Since I work with a number of different customers and access multiple Salesforce.com instances, I have to keep track of a bunch of usernames and passwords. Rather than write it all down and type in the username and password on the login screen, I keep a bookmark for each login that puts me right into Salesforce.com without having to type in the username and password.

To do this, you want to start your bookmark’s URL with the standard login page. Make sure and use HTTPS.

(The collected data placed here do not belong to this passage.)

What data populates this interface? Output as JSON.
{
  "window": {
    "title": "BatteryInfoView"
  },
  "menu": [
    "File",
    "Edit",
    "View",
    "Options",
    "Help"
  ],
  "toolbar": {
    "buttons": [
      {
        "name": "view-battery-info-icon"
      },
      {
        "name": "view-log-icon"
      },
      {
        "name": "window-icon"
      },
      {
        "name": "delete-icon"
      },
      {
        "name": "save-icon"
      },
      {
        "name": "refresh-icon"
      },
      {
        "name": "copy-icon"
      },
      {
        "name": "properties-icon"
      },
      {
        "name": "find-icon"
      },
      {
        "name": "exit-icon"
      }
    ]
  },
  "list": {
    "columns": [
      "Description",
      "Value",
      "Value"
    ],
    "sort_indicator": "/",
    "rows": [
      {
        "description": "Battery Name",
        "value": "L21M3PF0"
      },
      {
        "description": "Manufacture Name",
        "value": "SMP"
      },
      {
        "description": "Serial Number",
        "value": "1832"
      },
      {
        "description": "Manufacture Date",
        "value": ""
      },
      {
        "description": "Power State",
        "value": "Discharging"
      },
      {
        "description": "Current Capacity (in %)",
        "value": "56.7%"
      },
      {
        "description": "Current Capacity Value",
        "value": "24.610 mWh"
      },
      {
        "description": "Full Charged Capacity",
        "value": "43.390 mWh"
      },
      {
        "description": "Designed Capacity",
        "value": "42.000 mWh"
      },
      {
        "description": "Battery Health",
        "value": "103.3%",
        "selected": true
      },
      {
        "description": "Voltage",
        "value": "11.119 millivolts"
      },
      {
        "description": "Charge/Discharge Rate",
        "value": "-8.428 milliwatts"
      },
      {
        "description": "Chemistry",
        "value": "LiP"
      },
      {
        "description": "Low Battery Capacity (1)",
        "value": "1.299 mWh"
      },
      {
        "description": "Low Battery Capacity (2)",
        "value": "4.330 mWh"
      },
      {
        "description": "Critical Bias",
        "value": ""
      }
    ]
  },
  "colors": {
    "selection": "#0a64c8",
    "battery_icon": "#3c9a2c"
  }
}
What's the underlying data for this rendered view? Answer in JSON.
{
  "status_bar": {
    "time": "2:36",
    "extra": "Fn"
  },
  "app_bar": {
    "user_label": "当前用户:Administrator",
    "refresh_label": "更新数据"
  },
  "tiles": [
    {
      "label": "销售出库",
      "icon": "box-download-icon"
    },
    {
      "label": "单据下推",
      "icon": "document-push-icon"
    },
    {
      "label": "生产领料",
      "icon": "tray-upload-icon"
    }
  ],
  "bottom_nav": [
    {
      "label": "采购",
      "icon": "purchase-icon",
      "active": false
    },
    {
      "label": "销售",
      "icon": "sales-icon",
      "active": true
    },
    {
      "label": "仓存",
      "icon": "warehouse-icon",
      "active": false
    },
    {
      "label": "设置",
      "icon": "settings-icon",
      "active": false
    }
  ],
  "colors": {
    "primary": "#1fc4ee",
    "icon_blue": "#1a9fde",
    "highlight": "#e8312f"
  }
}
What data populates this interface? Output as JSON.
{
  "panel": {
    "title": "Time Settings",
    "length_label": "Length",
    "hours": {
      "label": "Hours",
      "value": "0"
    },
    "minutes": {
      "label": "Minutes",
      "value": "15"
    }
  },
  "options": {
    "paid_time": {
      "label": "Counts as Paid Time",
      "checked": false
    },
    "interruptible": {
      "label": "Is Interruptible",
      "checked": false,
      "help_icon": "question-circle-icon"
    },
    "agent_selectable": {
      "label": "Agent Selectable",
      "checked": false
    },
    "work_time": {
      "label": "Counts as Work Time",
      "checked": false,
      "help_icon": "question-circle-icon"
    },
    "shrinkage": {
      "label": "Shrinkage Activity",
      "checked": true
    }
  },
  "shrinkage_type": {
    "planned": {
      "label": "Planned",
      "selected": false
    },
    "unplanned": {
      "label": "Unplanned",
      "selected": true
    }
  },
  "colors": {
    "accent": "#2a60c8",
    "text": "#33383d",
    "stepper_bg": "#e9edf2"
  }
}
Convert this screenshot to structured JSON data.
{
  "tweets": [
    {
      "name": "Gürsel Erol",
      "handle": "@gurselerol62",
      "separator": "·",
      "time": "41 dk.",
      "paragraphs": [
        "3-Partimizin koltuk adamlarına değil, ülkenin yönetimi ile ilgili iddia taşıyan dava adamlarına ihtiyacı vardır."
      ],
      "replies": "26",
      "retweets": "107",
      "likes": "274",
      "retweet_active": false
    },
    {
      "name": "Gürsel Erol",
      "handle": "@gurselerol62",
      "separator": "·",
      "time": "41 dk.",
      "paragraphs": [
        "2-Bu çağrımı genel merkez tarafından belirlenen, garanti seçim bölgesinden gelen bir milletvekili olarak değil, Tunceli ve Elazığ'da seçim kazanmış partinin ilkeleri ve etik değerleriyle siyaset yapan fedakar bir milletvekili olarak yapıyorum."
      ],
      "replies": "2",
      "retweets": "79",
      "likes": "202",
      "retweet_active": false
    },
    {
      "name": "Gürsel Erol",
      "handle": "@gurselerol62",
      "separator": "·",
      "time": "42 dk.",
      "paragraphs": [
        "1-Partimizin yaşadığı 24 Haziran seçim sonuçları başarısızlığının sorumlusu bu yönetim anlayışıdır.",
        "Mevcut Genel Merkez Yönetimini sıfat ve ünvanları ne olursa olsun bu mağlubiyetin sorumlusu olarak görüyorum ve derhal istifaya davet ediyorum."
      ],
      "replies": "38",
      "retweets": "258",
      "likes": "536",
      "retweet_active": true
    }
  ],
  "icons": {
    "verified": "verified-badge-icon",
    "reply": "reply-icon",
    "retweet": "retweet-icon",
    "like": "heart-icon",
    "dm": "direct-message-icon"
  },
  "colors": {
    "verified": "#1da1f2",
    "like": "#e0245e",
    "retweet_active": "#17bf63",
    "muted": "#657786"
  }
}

https://www.salesforce.com/login.jsp

If you want to access the salesforce sandbox, you should use https://test.salesforce.com/login.jsp

You can then add parameters for your username and password. For example, if your login in scott@example.com and your password is qwerty, the rest of your bookmark’s URL will contain the following:

?pw=qwerty&un=scott@example.com

The ? is used to start tell the browser that name/value pairs follow. You should put a & between each name/value pair. pw is the name for the password parameter and un is the name for the username parameter.

Putting it all together, your bookmark’s URL would be:

https://www.salesforce.com/login.jsp?pw=qwerty&un=scott@example.com

NOTE: Do not save these bookmarks on sites like del.icio.us. Since your password is in the URL, everyone could see it. Del.icio.us is a public bookmarking system. Keep these bookmarks closely held.

7 Comments »

  1. Steve Said,

    January 25, 2006 @ 8:46 am

    Thanks for the tip–makes managing multiple logins a breeze.

  2. Steve Said,

    January 25, 2006 @ 9:20 am

    If you have special characters in your username or password, you may have to encode them in the url. I use a + in my logins, which encoded looks like this:

    https://www.salesforce.com/login.jsp?pw=SomePass&un=steve%2Bcustomer@email.com

    The %2B is the encoded form of +. Here’s a list of common encodings with a form that will tell you the encoding of any character:

    http://www.blooberry.com/indexdot/html/topics/urlencoding.htm

  3. Mark Esdale Said,

    January 25, 2006 @ 12:49 pm

    Great tip Scott … thanks

  4. Sivea Said,

    September 15, 2006 @ 12:11 pm

    good one

  5. Richard Said,

    June 23, 2008 @ 8:14 am

    Thanks for this is very useful.
    Is there any way to save a bookmark as say a report and then pass your user name and password so that it logs you in and then runs the report

    thanks

  6. Scott Hemmeter Said,

    June 23, 2008 @ 8:22 am

    @Richard: There are ways to auto-login to Salesforce via a bookmark, but I am not sure how to do it where it takes you right to a report. If you did attempt this, the downside is that you’d be storing your username and password inside the bookmark, which is a security no no.

  7. Richard Said,

    June 23, 2008 @ 12:16 pm

    Hi Scott, realise that although more than happy to have the password and user name stored as most of the users i work with have a bookmark logging into SFDC anyway so this wouldnt be a problems, especially with the IP resturctions.